Haider Ackermann : [Rires.]
Alors, de quoi avez-vous envie de parler ?
À cette heure-ci, je n’ai pas envie de grand-chose.
Oui, d’ailleurs pourquoi ce rendez-vous matinal sur l’avenue Trudaine ? Vous avez fait une désintox et vous vous êtes mis au thé vert ? Ou vous sortez tout droit d’un after au Mec Zone [un sex club gay situé à proximité du lieu du rendez-vous] ?
[Rires.] Vous êtes grave ! Next question. Contrairement à ce que vous pensez, j’adore le matin, j’adore me lever très tôt.
Ah oui ?
Eh oui ! je me lève, je lis les journaux…
… Voui, voui, voui, vous faites du Pilates, vous courez à la gym !
De temps à autre. Mais ce que j’aime le plus, c’est flâner dans les rues désertes de l’aube, profiter pleinement de ces moments délicieux, de ces instants précieux.
Comment faites-vous pour être foutu comme une déesse si vous n’êtes pas toujours fourré à la salle de sport ?
Dois-je vous rappeler que j’ai de bons gènes… Ils sont colombiens.
Vous faites partie du club très fermé des créateurs sexy. D’ailleurs, n’êtes-vous pas assailli par des hordes de blogueurs glapissants dès que vous mettez un pied dehors ?
Absolument pas. Et je n’ai pas l’impression de faire partie de ce fameux club auquel vous faites allusion. Les créateurs de la nouvelle génération sont bien plus jolis que moi.
“Le phénomène Instagram, c’est terriblement soûlant, surtout lorsque les gens prennent ça trop au sérieux. Mais ce qui est surtout consternant, c’est qu’aujourd’hui, pour être respecté, un créateur se doit avant tout d’exploser les compteurs sur Instagram.”

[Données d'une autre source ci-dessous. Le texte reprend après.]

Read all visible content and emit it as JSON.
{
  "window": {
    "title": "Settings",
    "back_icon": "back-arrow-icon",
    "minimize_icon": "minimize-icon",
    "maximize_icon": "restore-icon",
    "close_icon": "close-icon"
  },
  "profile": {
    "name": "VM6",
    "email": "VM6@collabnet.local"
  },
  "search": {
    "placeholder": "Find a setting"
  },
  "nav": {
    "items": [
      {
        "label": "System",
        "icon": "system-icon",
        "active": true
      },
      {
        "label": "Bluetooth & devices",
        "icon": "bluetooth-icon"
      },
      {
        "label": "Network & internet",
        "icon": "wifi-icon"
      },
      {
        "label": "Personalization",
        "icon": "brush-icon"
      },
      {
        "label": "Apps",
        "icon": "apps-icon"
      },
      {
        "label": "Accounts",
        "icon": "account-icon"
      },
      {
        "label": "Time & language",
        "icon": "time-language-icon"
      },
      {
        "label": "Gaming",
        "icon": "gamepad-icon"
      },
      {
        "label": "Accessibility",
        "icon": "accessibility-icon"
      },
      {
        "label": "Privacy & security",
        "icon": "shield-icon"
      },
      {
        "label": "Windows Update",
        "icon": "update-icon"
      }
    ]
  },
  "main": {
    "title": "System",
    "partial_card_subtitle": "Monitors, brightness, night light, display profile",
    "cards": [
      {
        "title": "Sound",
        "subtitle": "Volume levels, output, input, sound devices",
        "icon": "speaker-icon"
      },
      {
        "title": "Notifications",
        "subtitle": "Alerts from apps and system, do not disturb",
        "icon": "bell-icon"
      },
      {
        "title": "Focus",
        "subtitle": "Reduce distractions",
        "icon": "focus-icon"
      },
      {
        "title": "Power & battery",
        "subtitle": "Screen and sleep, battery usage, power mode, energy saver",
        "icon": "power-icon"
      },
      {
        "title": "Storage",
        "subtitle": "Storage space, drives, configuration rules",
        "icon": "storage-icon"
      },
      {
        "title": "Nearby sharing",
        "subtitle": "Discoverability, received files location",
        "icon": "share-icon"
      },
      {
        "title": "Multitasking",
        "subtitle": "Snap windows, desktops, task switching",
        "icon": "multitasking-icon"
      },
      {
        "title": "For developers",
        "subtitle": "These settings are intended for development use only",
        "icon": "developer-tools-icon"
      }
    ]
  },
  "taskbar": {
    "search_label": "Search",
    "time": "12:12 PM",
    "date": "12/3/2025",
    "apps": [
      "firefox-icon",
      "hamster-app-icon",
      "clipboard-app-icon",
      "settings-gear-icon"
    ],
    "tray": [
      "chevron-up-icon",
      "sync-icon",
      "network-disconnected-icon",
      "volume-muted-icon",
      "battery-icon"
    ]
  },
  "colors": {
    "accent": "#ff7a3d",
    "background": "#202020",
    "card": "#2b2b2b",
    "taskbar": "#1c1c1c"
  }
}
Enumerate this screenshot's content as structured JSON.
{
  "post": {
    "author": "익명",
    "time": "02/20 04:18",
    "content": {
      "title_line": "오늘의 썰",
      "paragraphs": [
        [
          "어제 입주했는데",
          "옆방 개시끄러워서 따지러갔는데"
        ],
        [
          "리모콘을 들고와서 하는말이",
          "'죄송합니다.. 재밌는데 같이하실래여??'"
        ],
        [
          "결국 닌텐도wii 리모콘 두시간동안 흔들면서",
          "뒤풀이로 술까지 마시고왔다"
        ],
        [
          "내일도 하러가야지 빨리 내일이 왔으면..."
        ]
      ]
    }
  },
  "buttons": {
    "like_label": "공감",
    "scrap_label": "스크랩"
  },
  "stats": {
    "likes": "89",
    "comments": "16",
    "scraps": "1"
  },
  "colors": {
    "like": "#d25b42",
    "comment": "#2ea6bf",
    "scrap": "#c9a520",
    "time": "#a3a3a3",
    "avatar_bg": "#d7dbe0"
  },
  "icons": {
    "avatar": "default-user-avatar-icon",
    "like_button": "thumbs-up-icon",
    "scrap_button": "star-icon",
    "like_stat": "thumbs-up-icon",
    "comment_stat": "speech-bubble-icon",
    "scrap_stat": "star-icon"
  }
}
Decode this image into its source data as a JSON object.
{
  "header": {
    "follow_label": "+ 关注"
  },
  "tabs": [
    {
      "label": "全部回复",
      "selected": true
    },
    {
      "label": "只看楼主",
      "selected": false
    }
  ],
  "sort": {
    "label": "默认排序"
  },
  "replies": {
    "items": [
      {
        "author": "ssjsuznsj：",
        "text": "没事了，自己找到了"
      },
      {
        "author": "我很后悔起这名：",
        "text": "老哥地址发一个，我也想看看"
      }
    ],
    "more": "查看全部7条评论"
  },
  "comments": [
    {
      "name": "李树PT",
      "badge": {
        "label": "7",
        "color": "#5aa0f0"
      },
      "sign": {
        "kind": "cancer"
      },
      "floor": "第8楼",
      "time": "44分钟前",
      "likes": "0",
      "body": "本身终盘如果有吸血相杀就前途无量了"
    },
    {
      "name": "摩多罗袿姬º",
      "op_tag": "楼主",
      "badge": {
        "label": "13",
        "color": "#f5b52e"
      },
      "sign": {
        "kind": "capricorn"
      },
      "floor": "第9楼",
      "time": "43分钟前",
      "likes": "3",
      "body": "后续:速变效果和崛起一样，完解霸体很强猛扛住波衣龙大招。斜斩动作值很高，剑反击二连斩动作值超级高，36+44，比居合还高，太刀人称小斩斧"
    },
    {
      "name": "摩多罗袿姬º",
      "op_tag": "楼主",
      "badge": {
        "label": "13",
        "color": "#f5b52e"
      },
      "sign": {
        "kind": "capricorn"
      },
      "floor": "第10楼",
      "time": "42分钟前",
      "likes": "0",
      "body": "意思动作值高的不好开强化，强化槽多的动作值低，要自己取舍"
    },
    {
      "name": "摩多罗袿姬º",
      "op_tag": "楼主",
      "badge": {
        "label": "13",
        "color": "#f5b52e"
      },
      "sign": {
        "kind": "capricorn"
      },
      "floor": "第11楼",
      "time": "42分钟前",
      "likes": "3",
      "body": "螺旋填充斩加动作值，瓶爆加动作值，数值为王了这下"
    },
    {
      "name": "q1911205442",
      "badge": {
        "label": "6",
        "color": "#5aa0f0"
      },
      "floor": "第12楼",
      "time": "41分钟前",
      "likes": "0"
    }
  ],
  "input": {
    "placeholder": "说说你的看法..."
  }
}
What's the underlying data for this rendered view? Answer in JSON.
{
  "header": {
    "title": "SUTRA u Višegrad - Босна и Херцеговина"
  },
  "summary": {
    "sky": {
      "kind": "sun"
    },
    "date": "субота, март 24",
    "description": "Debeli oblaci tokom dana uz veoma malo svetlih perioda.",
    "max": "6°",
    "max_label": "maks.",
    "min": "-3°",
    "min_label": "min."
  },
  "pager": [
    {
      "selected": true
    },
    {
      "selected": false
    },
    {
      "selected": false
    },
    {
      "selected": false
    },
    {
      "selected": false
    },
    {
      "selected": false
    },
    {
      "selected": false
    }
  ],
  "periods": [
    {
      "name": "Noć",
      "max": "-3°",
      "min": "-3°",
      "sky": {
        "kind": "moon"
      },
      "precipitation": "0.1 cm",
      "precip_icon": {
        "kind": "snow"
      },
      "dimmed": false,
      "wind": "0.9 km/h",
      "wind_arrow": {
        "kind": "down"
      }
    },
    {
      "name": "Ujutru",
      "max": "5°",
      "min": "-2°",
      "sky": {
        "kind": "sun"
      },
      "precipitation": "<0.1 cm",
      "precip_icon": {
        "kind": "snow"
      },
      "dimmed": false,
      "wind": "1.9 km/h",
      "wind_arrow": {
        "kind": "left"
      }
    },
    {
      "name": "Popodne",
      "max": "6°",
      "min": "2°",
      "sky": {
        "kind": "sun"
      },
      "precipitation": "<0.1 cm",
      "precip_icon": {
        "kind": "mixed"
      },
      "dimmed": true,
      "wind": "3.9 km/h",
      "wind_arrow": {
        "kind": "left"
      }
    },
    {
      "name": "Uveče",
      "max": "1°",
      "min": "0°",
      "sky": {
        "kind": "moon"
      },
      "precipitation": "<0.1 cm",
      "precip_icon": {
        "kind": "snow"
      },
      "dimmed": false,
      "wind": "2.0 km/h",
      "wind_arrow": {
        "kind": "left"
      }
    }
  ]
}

Comment faites-vous pour avoir autant de followers sur Instagram ?
Que dites-vous ? Je n’en ai pas tant que ça, j’en ai très peu, je n’ai vraiment pas grand-chose ! Si vous me suiviez sur Instagram, déjà, vous le sauriez. Et si vous faites un petit tour d’horizon sur les comptes de mes confrères, vous vous apercevrez qu’en termes d’abonnés je ne leur arrive pas à la cheville.
Que penser du phénomène Instagram ?
C’est terriblement soûlant, surtout lorsque les gens prennent ça trop au sérieux. Mais ce qui est surtout consternant, c’est qu’aujourd’hui, pour être respecté, un créateur se doit avant tout d’exploser les compteurs sur Instagram.
On m’a fortement suggéré de profiter de cet entretien pour vous parler de votre dernière collection…
Vous y étiez, au moins ?
Non, je suis sorti la veille.
[Rires.] Vous êtes grave !
Pourquoi avoir choisi de montrer vos collections masculine et féminine en même temps ? Est-ce par souci budgétaire, le fait de ne présenter qu’un seul défilé par saison au lieu de deux permettant de limiter les coûts ?
J’ai toujours voulu présenter l’homme et la femme dans un seul et même défilé, et ce depuis le lancement de ma marque en 2001. Mais il se trouve que, jusqu’à récemment, certaines personnes – que je ne citerai pas – n’étaient pas d’accord. Personnellement, j’aime beaucoup cet échange, ce moment de partage entre l’homme et la femme. Ils vivent une histoire d’amour, ils se prêtent et s’empruntent leurs vêtements, c’est aussi simple que cela. Il n’y a aucun calcul financier là-dedans.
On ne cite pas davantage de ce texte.